Gibbs: Palin Should Get More Informed About Drilling

CBS/Chris Usher

Sarah Palin says she is still a "big supporter of offshore drilling" despite the massive Gulf of Mexico oil spill that is threatening the environment and the economy, though she adds that oil companies should be held accountable for their actions.

On Fox News Sunday, the former Alaska governor drew a link between the Obama administration's response to the spill and what she cast as President Obama's cozy relationship with oil companies tied to their support for his presidential campaign.

Later, on CBS' "Face the Nation," host Bob Schieffer asked White House Press Secretary Robert Gibbs to respond to Palin's claim about the Obama administration's relationship with oil companies.

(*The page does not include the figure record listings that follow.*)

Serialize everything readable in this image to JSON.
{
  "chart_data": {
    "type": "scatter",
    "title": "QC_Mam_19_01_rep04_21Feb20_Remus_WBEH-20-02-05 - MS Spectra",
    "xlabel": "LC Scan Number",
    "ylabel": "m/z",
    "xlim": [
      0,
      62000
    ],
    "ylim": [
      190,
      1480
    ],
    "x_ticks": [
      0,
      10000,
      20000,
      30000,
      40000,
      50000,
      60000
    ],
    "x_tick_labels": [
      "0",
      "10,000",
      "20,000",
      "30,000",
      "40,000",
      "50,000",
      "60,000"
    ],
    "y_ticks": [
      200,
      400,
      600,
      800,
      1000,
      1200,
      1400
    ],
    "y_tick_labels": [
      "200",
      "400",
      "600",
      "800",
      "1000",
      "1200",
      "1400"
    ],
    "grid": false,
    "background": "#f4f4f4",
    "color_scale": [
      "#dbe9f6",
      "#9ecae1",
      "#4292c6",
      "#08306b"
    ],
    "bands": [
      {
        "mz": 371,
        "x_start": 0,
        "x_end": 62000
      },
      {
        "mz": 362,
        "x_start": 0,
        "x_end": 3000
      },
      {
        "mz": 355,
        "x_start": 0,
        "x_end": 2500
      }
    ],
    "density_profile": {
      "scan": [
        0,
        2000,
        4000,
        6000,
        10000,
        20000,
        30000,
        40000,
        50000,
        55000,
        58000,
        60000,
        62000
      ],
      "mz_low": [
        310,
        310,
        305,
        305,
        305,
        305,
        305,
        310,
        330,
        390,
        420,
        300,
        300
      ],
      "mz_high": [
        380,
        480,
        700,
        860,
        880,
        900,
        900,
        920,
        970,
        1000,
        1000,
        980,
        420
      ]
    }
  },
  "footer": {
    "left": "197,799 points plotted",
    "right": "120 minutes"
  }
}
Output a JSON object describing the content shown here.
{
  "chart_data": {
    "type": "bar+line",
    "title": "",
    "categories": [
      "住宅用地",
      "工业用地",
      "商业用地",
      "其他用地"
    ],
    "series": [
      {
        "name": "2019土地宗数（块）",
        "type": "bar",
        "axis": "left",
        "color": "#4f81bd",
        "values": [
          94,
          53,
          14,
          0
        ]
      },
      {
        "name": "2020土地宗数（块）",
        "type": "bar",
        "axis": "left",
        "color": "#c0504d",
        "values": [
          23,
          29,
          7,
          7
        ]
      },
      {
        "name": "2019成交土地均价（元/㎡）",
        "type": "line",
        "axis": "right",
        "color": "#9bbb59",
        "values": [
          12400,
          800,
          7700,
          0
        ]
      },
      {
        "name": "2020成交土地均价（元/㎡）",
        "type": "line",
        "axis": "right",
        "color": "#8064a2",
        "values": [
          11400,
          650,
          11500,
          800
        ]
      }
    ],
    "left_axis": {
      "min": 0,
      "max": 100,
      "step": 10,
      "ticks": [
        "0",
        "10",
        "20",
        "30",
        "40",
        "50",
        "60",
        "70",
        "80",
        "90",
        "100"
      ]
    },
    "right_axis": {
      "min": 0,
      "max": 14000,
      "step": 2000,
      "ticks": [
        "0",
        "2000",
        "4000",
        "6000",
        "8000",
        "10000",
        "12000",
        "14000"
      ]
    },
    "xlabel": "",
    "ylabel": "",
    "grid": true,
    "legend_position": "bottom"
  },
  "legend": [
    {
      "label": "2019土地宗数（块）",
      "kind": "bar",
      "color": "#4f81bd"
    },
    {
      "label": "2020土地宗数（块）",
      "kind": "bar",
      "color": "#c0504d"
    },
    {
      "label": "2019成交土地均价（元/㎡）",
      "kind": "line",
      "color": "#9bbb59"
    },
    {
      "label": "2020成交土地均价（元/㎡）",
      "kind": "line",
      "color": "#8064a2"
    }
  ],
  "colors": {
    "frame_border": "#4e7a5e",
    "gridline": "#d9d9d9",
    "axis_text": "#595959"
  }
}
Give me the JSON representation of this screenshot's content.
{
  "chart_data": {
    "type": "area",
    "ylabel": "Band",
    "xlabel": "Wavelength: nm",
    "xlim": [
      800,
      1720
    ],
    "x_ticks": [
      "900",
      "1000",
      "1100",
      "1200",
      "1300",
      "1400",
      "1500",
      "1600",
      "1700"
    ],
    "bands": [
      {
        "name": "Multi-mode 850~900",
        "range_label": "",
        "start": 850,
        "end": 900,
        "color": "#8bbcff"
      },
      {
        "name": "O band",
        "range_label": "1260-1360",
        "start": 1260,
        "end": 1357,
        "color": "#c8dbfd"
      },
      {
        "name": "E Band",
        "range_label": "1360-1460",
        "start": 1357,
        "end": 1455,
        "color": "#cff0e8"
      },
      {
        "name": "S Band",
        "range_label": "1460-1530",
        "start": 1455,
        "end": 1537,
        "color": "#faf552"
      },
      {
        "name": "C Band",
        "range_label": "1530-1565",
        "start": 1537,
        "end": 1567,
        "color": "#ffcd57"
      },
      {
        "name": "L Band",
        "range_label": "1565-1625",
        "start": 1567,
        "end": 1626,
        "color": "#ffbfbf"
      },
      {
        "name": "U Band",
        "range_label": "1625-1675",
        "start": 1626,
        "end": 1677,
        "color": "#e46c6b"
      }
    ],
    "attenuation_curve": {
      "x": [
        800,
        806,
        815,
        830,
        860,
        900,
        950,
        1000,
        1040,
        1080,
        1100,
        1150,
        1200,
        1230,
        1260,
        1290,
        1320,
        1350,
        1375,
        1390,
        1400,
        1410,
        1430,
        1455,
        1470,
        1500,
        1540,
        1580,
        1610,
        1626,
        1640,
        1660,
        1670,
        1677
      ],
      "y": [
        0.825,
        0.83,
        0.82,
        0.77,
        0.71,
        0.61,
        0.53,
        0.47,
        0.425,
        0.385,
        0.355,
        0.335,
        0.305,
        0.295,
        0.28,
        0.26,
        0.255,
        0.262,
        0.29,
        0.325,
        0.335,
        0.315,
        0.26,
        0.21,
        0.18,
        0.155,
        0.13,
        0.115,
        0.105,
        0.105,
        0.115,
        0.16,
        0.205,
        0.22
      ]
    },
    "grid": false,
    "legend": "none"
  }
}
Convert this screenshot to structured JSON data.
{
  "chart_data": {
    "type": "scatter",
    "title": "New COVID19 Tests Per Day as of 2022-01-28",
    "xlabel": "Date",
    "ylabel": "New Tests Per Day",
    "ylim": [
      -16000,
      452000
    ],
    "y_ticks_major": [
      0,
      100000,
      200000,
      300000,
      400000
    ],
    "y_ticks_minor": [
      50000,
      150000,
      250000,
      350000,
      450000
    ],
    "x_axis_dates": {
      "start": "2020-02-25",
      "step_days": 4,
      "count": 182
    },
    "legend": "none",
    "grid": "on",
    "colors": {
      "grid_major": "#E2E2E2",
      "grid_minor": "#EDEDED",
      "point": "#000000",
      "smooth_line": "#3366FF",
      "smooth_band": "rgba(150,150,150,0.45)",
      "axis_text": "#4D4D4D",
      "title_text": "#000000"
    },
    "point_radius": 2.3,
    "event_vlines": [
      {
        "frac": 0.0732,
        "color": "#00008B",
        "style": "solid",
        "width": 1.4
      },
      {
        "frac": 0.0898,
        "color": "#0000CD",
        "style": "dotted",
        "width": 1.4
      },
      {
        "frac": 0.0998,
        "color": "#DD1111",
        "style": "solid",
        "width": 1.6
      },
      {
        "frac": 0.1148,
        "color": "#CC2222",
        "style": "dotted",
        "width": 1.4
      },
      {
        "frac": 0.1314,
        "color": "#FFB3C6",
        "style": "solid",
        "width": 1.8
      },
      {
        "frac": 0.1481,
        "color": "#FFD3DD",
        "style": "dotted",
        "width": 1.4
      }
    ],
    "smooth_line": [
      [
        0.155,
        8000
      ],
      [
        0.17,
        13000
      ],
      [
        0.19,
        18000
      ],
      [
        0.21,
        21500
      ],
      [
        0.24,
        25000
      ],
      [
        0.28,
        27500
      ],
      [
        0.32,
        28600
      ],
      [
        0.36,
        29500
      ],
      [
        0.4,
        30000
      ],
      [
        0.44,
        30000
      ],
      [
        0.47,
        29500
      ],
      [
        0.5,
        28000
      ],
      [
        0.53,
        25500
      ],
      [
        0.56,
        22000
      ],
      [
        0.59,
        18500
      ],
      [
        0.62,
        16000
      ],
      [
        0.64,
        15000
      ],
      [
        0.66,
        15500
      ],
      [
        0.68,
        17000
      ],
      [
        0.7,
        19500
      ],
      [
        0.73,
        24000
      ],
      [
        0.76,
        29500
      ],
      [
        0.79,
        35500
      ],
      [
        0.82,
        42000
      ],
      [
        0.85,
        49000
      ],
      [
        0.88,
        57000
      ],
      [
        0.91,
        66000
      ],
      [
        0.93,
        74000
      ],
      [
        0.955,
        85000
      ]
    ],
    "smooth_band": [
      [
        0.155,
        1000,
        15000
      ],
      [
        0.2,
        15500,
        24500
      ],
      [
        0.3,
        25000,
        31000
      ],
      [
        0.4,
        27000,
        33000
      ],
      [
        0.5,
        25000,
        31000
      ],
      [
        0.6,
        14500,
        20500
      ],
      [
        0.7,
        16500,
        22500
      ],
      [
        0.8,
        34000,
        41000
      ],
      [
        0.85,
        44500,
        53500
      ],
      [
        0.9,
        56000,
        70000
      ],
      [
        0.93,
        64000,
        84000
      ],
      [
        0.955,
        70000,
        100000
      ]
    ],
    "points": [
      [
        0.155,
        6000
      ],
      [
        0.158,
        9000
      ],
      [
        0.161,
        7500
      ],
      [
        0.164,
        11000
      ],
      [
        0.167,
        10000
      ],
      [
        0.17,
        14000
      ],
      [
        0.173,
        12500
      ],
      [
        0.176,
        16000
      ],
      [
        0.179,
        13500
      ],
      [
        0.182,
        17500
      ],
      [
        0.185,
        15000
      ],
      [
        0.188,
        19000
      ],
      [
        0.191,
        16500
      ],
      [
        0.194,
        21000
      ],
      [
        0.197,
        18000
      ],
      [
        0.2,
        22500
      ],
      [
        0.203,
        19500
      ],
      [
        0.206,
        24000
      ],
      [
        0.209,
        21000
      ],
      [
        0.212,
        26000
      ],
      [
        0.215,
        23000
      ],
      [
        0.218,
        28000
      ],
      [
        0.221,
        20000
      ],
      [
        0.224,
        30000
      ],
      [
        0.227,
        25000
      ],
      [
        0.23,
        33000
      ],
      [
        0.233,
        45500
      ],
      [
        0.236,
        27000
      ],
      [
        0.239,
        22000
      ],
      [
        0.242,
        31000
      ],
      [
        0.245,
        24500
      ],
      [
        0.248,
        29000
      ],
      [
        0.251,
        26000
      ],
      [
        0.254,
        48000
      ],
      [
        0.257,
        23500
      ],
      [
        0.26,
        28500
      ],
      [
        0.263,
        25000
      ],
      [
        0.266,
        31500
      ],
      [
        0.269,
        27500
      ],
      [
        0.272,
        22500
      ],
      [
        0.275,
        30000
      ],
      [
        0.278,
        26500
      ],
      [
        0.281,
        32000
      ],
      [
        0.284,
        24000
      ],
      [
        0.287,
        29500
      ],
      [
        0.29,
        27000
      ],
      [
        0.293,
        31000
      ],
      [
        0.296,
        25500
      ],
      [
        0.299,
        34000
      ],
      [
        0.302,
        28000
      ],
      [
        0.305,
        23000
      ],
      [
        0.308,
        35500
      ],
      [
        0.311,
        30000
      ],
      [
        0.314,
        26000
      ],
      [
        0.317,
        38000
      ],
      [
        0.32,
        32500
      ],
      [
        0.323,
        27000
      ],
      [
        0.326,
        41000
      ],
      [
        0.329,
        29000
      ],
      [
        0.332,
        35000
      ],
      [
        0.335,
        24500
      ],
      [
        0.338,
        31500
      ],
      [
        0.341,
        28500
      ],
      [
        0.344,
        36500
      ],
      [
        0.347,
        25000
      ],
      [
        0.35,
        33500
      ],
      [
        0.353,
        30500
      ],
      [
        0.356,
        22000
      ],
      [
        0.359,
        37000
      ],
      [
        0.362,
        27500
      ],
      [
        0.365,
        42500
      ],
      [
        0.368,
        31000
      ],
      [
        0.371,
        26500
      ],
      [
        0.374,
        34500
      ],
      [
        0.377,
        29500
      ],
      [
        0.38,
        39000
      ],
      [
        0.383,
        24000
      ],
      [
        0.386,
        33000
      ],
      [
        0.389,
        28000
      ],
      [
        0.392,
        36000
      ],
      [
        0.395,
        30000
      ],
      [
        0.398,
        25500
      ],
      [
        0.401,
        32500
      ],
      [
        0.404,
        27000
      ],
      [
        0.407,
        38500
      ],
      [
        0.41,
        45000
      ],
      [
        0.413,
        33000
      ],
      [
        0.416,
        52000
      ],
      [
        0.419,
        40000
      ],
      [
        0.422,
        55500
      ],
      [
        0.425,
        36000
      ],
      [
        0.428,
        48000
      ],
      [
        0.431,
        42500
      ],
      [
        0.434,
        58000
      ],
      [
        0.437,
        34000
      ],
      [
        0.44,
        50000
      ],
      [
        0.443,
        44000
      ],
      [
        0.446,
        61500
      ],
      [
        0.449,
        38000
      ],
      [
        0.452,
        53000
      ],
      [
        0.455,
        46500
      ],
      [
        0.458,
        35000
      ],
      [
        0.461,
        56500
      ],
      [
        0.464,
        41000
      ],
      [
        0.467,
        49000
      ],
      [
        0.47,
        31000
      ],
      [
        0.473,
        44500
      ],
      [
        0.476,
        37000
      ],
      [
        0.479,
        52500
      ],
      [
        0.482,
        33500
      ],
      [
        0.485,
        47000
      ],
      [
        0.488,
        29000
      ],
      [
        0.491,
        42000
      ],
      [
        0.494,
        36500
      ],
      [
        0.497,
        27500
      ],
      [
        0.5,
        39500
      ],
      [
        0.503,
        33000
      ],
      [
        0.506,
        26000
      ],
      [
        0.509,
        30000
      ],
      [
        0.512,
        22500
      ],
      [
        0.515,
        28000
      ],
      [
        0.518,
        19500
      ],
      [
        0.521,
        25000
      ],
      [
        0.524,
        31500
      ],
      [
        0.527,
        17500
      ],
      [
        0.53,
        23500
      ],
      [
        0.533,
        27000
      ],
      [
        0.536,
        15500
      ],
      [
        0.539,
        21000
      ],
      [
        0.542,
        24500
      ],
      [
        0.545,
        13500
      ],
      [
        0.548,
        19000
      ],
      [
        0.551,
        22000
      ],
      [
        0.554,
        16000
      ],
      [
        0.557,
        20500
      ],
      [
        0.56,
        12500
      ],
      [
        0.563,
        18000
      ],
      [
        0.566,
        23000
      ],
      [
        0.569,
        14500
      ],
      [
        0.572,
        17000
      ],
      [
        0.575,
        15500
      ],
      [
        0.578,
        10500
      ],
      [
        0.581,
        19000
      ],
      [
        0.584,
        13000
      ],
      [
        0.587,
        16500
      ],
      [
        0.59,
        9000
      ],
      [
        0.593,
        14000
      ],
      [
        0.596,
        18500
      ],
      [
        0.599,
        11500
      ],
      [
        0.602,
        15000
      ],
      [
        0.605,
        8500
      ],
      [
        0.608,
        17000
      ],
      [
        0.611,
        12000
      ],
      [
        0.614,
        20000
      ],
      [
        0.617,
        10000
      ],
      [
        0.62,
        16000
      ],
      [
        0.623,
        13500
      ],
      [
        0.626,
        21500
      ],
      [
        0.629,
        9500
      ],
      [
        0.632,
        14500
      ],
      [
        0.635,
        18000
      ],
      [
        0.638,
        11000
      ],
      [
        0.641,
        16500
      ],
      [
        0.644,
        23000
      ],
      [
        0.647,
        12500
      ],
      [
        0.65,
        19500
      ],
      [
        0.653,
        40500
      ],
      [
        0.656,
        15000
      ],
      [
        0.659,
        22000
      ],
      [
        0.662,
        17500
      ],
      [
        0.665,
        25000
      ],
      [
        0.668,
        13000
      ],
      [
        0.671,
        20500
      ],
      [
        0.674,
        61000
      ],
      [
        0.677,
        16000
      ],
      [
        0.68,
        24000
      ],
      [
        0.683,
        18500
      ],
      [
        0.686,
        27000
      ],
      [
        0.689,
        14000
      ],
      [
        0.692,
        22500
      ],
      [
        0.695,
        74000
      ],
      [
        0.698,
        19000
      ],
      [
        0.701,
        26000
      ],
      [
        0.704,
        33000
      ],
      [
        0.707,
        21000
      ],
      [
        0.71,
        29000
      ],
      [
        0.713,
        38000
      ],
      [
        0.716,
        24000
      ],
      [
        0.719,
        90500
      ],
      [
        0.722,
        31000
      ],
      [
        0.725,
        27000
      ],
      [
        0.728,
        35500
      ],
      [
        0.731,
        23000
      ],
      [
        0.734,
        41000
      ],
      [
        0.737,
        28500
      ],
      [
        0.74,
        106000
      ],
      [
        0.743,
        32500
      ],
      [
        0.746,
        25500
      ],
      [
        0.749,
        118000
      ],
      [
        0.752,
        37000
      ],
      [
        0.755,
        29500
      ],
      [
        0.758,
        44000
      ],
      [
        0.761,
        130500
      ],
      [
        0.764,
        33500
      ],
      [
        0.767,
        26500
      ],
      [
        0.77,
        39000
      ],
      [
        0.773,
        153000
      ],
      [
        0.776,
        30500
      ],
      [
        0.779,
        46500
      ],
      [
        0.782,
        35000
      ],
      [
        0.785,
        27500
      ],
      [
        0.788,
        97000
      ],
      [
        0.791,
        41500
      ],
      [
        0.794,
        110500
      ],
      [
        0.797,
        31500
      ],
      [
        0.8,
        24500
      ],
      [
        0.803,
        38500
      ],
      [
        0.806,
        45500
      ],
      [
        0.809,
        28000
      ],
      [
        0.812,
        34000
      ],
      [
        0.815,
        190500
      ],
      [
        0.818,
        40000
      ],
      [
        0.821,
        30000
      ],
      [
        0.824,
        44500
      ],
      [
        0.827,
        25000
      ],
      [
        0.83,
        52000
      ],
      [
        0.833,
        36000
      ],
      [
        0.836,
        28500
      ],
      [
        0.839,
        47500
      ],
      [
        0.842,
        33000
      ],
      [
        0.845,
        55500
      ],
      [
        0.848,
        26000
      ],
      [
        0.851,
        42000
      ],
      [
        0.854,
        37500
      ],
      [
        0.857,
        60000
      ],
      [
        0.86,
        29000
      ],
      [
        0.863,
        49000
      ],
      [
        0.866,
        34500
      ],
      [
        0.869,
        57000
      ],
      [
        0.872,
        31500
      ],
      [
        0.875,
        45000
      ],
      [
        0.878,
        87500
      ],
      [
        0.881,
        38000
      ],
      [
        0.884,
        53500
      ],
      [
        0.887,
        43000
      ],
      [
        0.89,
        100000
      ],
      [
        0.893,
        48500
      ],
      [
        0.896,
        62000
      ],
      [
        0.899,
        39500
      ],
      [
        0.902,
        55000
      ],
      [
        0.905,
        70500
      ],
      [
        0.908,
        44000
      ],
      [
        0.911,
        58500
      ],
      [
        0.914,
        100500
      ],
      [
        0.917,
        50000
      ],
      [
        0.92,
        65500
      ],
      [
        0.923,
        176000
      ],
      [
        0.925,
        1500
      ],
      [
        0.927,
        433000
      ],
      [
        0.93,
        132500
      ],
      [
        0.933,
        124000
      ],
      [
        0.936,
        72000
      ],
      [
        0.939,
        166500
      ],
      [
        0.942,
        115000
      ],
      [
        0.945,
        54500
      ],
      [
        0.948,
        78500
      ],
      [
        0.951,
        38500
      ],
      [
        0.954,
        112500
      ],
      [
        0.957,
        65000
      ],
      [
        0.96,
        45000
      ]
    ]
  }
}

"Sarah Palin was involved in that election, but I don't think, apparently, was paying a whole lot of attention," Gibbs said. "I'm almost sure that the oil companies don't consider the Obama administration a huge ally - we proposed a windfall profits tax when they jacked their oil prices up to charge for gasoline."

"My suggestion to Sarah Palin would be to get slightly more informed as to what's going on in and around oil drilling in this country," he added.

Following Gibbs' suggestion that she "get slightly more informed," Palin tweeted: "Mr. Gibbs, BP gave over $3.5mill to federal candidates over the past 20 years, with with the largest amount going to Obama," linking to a Politico story citing data from the Center for Responsible Politics. 

During his time in the Senate and while running for president, Obama received a total of $77,051 from the oil giant and is the top recipient of BP PAC and individual money over the past 20 years, according to financial disclosure records. 

Obama spokesman Ben LaBolt dismissed the suggestion of undue influence by BP in the same Politico story, from May 5:

"President Obama didn't accept a dime from corporate PACs or federal lobbyists during his presidential campaign," spokesman Ben LaBolt said. "He raised $750 million from nearly four million Americans. And since he became president, he rolled back tax breaks and giveaways for the oil and gas industry, spearheaded a G20 agreement to phase out fossil fuel subsidies, and made the largest investment in American history in clean energy incentives."

According to Open, BP's campaign contributions during the 2008 election cycle were $214,915 to Democrats, and $315,909 to Republicans (about 40/60), split almost evenly between individual contributions and PACs.

According to the National Institute on Money in State Politics, during Palin's 2006 run for Governor in Alaska (where the large majority of donations came from individuals), BP America made the fifth-largest donation by a company to her campaign, contributing $4,650, with BP Alaska giving an additional $250.